- PC version box art
- Developer: Gamelab
- Publisher: PlayFirst
- Designers: Nicholas Fortugno Peter Lee Eric Zimmerman
- Artists: Strategy Art Bon Art Studio
- Series: Diner Dash Dash
- Platforms: Microsoft Windows, Mac OS X, Mobile, Nintendo DS, Wii, PlayStation Portable, Xbox 360, iOS, Android
- Release: PC NA: 2005; Nintendo DS NA: May 13, 2007;
- Genres: Strategy, time management
- Mode: Single-player

= Diner Dash =

2005 video game

Diner Dash is a strategy and time management video game initially developed by Gamelab and published by PlayFirst. It is now owned and published by Glu Mobile. It was one of the top-selling downloadable games of all time, available in multiple platforms such as PC, Mac, consoles, and mobile.

An Xbox Live Arcade and PlayStation Network versions were released in November 2009, while the WiiWare version was released in 2010, but this version is no longer available for the WiiWare service. Diner Dash later became a mobile game when ported to mobile phones by Glu Mobile, given a retail release, and made available via a 100% advertising-supported download. Versions have been created for the platforms PlayStation Portable, Nintendo DS, and iOS.

Diner Dash is also used to refer to the Diner Dash franchise, which has spawned numerous sequels. Diner Dash 2: Restaurant Rescue was released in early 2006, Diner Dash: Flo on the Go in late 2006, Diner Dash: Hometown Hero in late 2007, Diner Dash 5: Boom! in early 2010, the first free-to-play Diner Dash went live in late 2014, and the latest installment, Diner Dash Adventures, was released in 2019.

==Story==
Flo is a white-collar worker with a job at a big stock market company in Dinertown. She is tired of doing all the work and feeling unfulfilled. Flo quits her job, wishing she could work somewhere else. She spots a run-down old diner, which she buys. She has to make enough money to fix up the diner. Later, after earning enough money, she opens a new restaurant called Flo's Tiki Palace, after that a seaside diner called Go with the Flo Fine Seafood Dining, and finally a dazzling restaurant called Chez Flo's.

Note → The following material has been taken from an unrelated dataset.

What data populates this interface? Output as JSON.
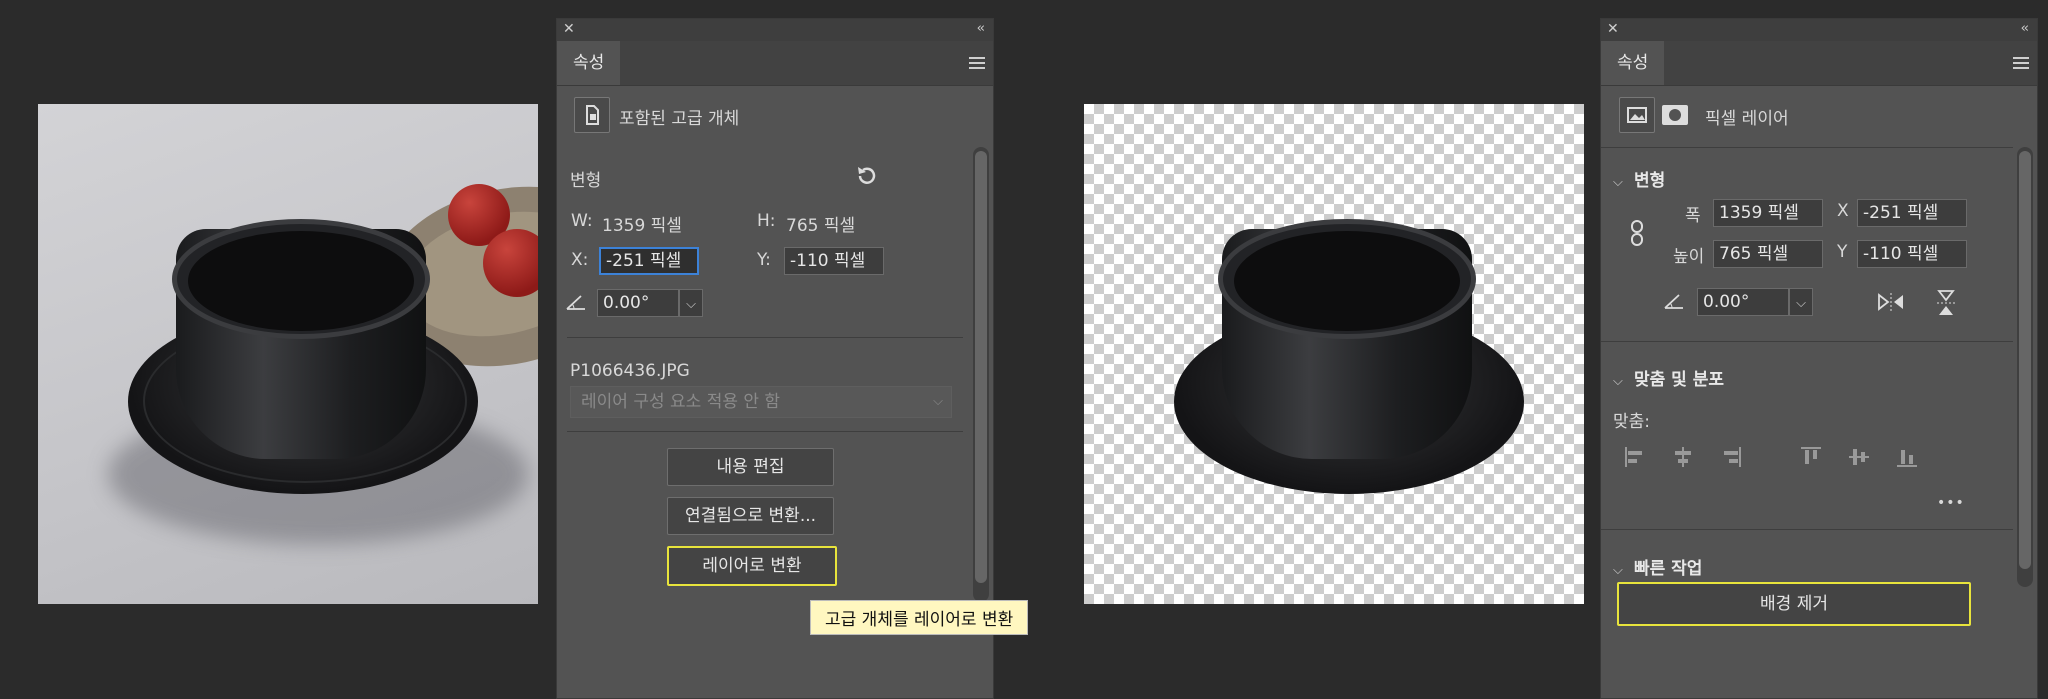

After the completion of the fourth restaurant, a divine being grants Flo a brand-new form and allows her to work at an Indian restaurant located above Dinertown. After proving her worth, Flo goes her separate way and is ready to help another office worker at her former company establish his diner, repeating the cycle.

==Gameplay==
The gameplay involves seating customers and guiding Flo around the restaurant to serve them. If players earn enough money after each level, they progress to the next; failing to earn enough cash costs them one of their stars. As the game progresses, Flo updates the dilapidated restaurant, and she builds three more restaurants, which provide new settings. The game is over when all of the stars are lost.

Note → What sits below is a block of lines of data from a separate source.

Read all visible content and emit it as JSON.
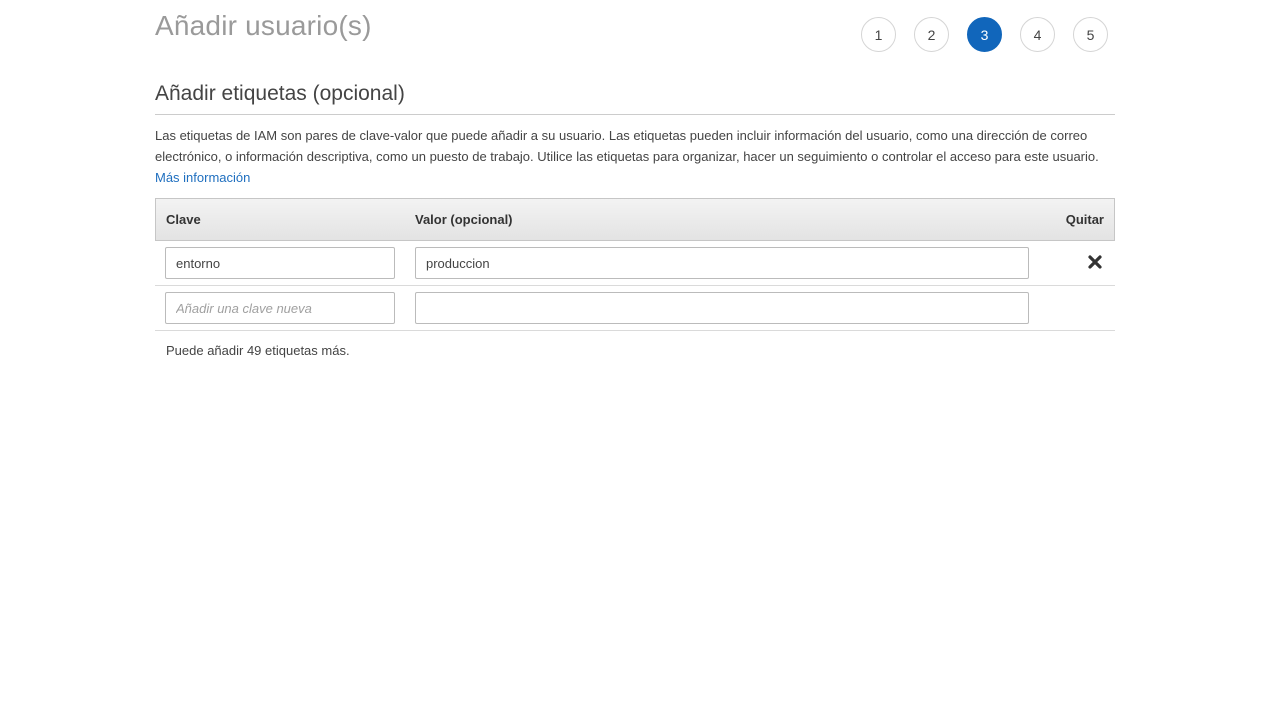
{
  "header": {
    "title": "Añadir usuario(s)"
  },
  "steps": [
    {
      "label": "1",
      "active": false
    },
    {
      "label": "2",
      "active": false
    },
    {
      "label": "3",
      "active": true
    },
    {
      "label": "4",
      "active": false
    },
    {
      "label": "5",
      "active": false
    }
  ],
  "section": {
    "title": "Añadir etiquetas (opcional)",
    "description": "Las etiquetas de IAM son pares de clave-valor que puede añadir a su usuario. Las etiquetas pueden incluir información del usuario, como una dirección de correo electrónico, o información descriptiva, como un puesto de trabajo. Utilice las etiquetas para organizar, hacer un seguimiento o controlar el acceso para este usuario.",
    "learn_more": "Más información"
  },
  "table": {
    "columns": {
      "key": "Clave",
      "value": "Valor (opcional)",
      "remove": "Quitar"
    },
    "rows": [
      {
        "key": "entorno",
        "value": "produccion"
      }
    ],
    "new_row": {
      "key_placeholder": "Añadir una clave nueva",
      "value": ""
    }
  },
  "remaining_text": "Puede añadir 49 etiquetas más.",
  "colors": {
    "accent": "#1166bb",
    "link": "#1f6fbf"
  },
  "icons": {
    "remove": "close-icon"
  }
}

Flo can be moved around the restaurant to complete tasks. As customers arrive at the restaurant, the player must drag and drop them onto a table, where they sit down and read menus. The player then must guide Flo to the table to take their order, which must be taken to the service hatch. After the chef has prepared the meal, Flo must deliver the food. When the customers finish eating, they must be given a check. At this point, they leave a tip and their dishes on the table, departing the restaurant. Flo must clear the dishes before the next set of customers can use the table. Each successful action earns the player points, and performing the same action multiple times in a row earns the player a chain bonus, which is broken once a different action is performed.

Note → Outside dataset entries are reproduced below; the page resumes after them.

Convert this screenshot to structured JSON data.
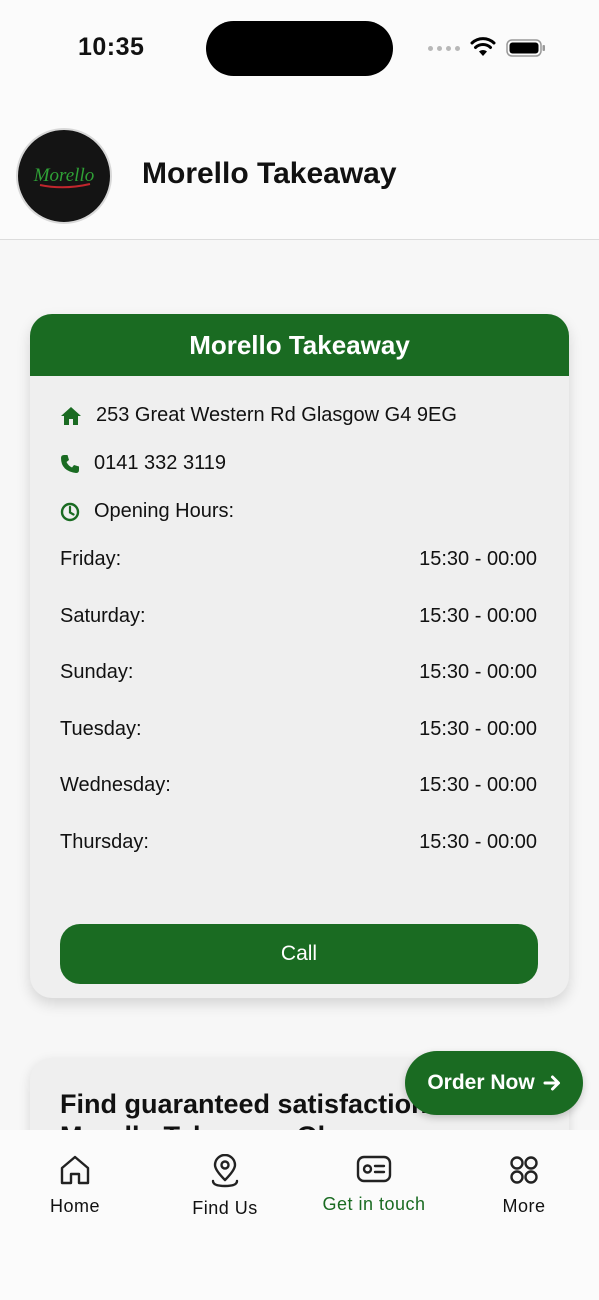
{
  "status_bar": {
    "time": "10:35"
  },
  "header": {
    "title": "Morello Takeaway",
    "logo_text": "Morello"
  },
  "info_card": {
    "title": "Morello Takeaway",
    "address": "253 Great Western Rd Glasgow G4 9EG",
    "phone": "0141 332 3119",
    "opening_label": "Opening Hours:",
    "hours": [
      {
        "day": "Friday:",
        "time": "15:30 - 00:00"
      },
      {
        "day": "Saturday:",
        "time": "15:30 - 00:00"
      },
      {
        "day": "Sunday:",
        "time": "15:30 - 00:00"
      },
      {
        "day": "Tuesday:",
        "time": "15:30 - 00:00"
      },
      {
        "day": "Wednesday:",
        "time": "15:30 - 00:00"
      },
      {
        "day": "Thursday:",
        "time": "15:30 - 00:00"
      }
    ],
    "call_label": "Call"
  },
  "promo_card": {
    "text": "Find guaranteed satisfaction at Morello Takeaway Glasgow"
  },
  "order_button": {
    "label": "Order Now"
  },
  "nav": [
    {
      "label": "Home",
      "icon": "home-icon"
    },
    {
      "label": "Find Us",
      "icon": "location-icon"
    },
    {
      "label": "Get in touch",
      "icon": "contact-card-icon"
    },
    {
      "label": "More",
      "icon": "grid-icon"
    }
  ],
  "colors": {
    "brand_green": "#1a6b22",
    "card_bg": "#efefef",
    "page_bg": "#f7f7f7"
  }
}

Customers have a series of hearts over their heads that indicate their mood. The longer the customer is forced to wait, the more hearts they lose. Each type of customer has different degrees of patience and tipping habits. Flo can perform various actions, such as talking to customers or serving them drinks, to revive these hearts. When customers lose all their hearts, they leave the restaurant, costing the player points. The goal of a level is to earn a certain number of points. There are also expert point totals for advanced players to achieve.

The game has two modes: Career mode, which follows the story of Flo, and Endless Shift, a survival mode in which the player must last as long as possible in a single level.

In the Cooking Dash variation, the player prepares the food instead of bringing the order to the chef for him to prepare it.

==Reception==
Diner Dash has been mentioned in The New York Times, USA Today, CNN, and a variety of casual game studies, including Nicole Lazzaro's analysis of player emotions at the 2005 Game Developers Conference. Games Magazine gave it a favorable review, calling it "remarkably flexible". The Academy of Interactive Arts & Sciences nominated Diner Dash for "Computer Downloadable Game of the Year" at the 8th Annual Interactive Achievement Awards.